Trichloromethyl-substituted enones (1-aryl-4,4,4-trichlorobut-2-en-1-ones, ArCOCH=CHCCl3, CCl3-enones) undergo intramolecular transformation into 3-trichloromethylindan-1-ones (CCl3-indanones) in Brønsted superacid CF3SO3H (triflic acid, TfOH) at 80 °C within 2-10 h in yields up to 92%. Protonation of the carbonyl oxygen of the starting CCl3-enones by TfOH affords the key reactive intermediates, the O-protonated forms ArC(=OH+)CH=CHCCl3, which are then cyclized into the target CCl3-indanones. These cations have been studied experimentally by means of NMR spectroscopy in TfOH and theoretically by DFT calculations. Under the same superacidic conditions in TfOH, CCl3-hydroxy ketones (1-aryl-4,4,4-trichloro-3-hydroxybutan-1-ones; ArCOCH2CH(OH)CCl3) undergo dehydration to the corresponding CCl3-enones, which are further cyclized into CCl3-indanones. The yields of CCl3-indanones starting from CCl3-hydroxy ketones are up to 86% in TfOH at 80 °C within 3-18 h.

Synthesis of 1,2,4-Oxadiazoles by Tandem Reaction of Nitroalkenes with Arenes and Nitriles in the Superacid TfOH.

The tandem reaction of nitroalkenes with arenes and nitriles in the superacid CF3SO3H (TfOH) results in the formation of 1,2,4-oxadiazole derivatives in yields up to 96%. This reaction proceeds via the consequent interaction of arenes and nitriles, as nucleophiles, with intermediate cationic species derived by the protonation of nitroalkenes in TfOH. This is novel and general synthesis of 1,2,4-oxadiazoles, which are very important compounds for medicinal chemistry.

Reactions of 3,3,3-Trihalogeno-1-nitropropenes with Arenes in the Superacid CF3SO3H: Synthesis of ( Z)-3,3,3-Trihalogeno-1,2-diarylpropan-1-one Oximes and Study on the Reaction Mechanism.

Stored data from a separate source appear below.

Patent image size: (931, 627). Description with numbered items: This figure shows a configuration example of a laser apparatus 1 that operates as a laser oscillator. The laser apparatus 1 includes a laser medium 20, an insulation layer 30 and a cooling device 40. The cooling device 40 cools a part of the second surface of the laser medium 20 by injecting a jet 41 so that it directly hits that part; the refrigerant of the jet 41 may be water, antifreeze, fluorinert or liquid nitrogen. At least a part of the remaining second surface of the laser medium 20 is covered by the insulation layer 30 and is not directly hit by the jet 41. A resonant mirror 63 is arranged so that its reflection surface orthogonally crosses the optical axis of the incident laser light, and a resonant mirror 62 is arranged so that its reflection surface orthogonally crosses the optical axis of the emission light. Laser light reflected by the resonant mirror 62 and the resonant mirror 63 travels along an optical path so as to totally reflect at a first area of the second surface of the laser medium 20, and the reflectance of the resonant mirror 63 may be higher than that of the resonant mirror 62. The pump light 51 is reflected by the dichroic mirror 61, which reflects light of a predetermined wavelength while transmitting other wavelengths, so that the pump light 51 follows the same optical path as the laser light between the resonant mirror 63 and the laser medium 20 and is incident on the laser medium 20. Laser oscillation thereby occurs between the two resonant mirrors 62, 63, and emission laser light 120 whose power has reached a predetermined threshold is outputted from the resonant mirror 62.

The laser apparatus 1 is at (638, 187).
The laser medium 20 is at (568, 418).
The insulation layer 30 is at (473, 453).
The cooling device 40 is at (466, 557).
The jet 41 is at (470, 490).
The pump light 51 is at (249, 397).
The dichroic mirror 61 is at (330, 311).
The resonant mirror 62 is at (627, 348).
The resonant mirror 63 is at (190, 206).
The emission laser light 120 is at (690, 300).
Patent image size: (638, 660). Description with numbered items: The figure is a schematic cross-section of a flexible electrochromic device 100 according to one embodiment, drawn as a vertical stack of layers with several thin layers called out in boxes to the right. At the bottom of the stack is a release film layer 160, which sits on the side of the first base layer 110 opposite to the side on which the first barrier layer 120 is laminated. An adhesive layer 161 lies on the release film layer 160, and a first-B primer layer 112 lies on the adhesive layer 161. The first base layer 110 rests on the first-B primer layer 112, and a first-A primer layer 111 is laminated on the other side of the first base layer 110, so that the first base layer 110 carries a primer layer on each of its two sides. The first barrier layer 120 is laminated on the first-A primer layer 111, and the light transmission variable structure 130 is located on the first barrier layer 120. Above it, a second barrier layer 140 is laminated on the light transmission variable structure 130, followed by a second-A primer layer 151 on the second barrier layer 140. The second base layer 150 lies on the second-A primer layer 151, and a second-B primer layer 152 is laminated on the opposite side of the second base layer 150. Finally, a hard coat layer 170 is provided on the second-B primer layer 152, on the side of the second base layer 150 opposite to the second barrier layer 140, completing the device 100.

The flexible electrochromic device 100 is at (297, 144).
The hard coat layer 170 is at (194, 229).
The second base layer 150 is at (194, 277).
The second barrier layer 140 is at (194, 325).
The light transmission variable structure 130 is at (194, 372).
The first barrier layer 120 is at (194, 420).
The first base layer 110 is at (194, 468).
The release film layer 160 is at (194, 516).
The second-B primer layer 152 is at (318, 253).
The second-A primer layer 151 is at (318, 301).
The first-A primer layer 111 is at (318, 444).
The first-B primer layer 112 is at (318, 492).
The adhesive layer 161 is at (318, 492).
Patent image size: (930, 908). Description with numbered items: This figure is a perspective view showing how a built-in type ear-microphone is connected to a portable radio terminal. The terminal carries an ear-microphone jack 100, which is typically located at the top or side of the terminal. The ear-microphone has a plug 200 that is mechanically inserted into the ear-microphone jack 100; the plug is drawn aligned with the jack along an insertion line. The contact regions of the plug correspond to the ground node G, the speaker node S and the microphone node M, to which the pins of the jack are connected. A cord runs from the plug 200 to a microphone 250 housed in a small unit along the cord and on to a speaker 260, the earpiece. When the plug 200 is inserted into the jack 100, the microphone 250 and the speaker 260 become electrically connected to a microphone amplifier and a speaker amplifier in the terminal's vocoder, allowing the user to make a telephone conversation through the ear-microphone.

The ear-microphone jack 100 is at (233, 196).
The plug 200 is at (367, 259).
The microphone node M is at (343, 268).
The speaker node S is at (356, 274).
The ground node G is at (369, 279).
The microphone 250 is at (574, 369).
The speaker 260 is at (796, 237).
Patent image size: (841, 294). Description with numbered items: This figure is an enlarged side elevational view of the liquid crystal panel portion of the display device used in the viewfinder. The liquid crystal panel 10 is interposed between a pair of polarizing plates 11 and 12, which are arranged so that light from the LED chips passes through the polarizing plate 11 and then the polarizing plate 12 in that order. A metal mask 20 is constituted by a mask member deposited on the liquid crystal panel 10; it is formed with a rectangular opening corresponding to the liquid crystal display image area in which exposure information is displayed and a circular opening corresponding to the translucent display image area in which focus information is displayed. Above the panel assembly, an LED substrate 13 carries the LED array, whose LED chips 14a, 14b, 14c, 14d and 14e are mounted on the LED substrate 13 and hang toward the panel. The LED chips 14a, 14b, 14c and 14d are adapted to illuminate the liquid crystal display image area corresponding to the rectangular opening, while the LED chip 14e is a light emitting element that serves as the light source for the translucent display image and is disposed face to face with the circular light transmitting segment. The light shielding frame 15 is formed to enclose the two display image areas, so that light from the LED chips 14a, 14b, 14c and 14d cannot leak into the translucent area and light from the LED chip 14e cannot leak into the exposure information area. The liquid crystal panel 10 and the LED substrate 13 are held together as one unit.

3,3,3-Trihalogeno-1-nitropropenes C(Hal3)CH═CH(NO2) (Hal = F, Cl, Br) in reaction with arenes in the superacid CF3SO3H (TfOH) at room temperature in 1 h afford 3,3,3-trihalogeno-1,2-diarylpropan-1-one oximes C(Hal3)CH(Ar)-C(Ar)═NOH (CHal3-oximes) in yields of 23-99%. Such CHal3-oximes having one ortho-substituent in the aryl ring exist as atropoisomers in solutions at room temperature. Several cationic intermediates of this reaction were studied by means of NMR and DFT calculations, which proves the detailed reaction mechanism of the formation of CHal3-oximes in TfOH. CHal3-oximes (for Hal = Cl, Br) with DBU in DMF at microwave or thermal activation are cyclized into 5-halogeno-3,4-diarylisoxazoles in yields of 37-59%. CHal3-oximes under the conditions of Beckmann rearrangement with PCl5 in benzene at room temperature in 24 h are turned at first into imidoyl chlorides (yields of 94-96%), which undergo transformation into the corresponding benzamides PhCONHCHPh(CHal3) on silica gel (yields of 46-47%).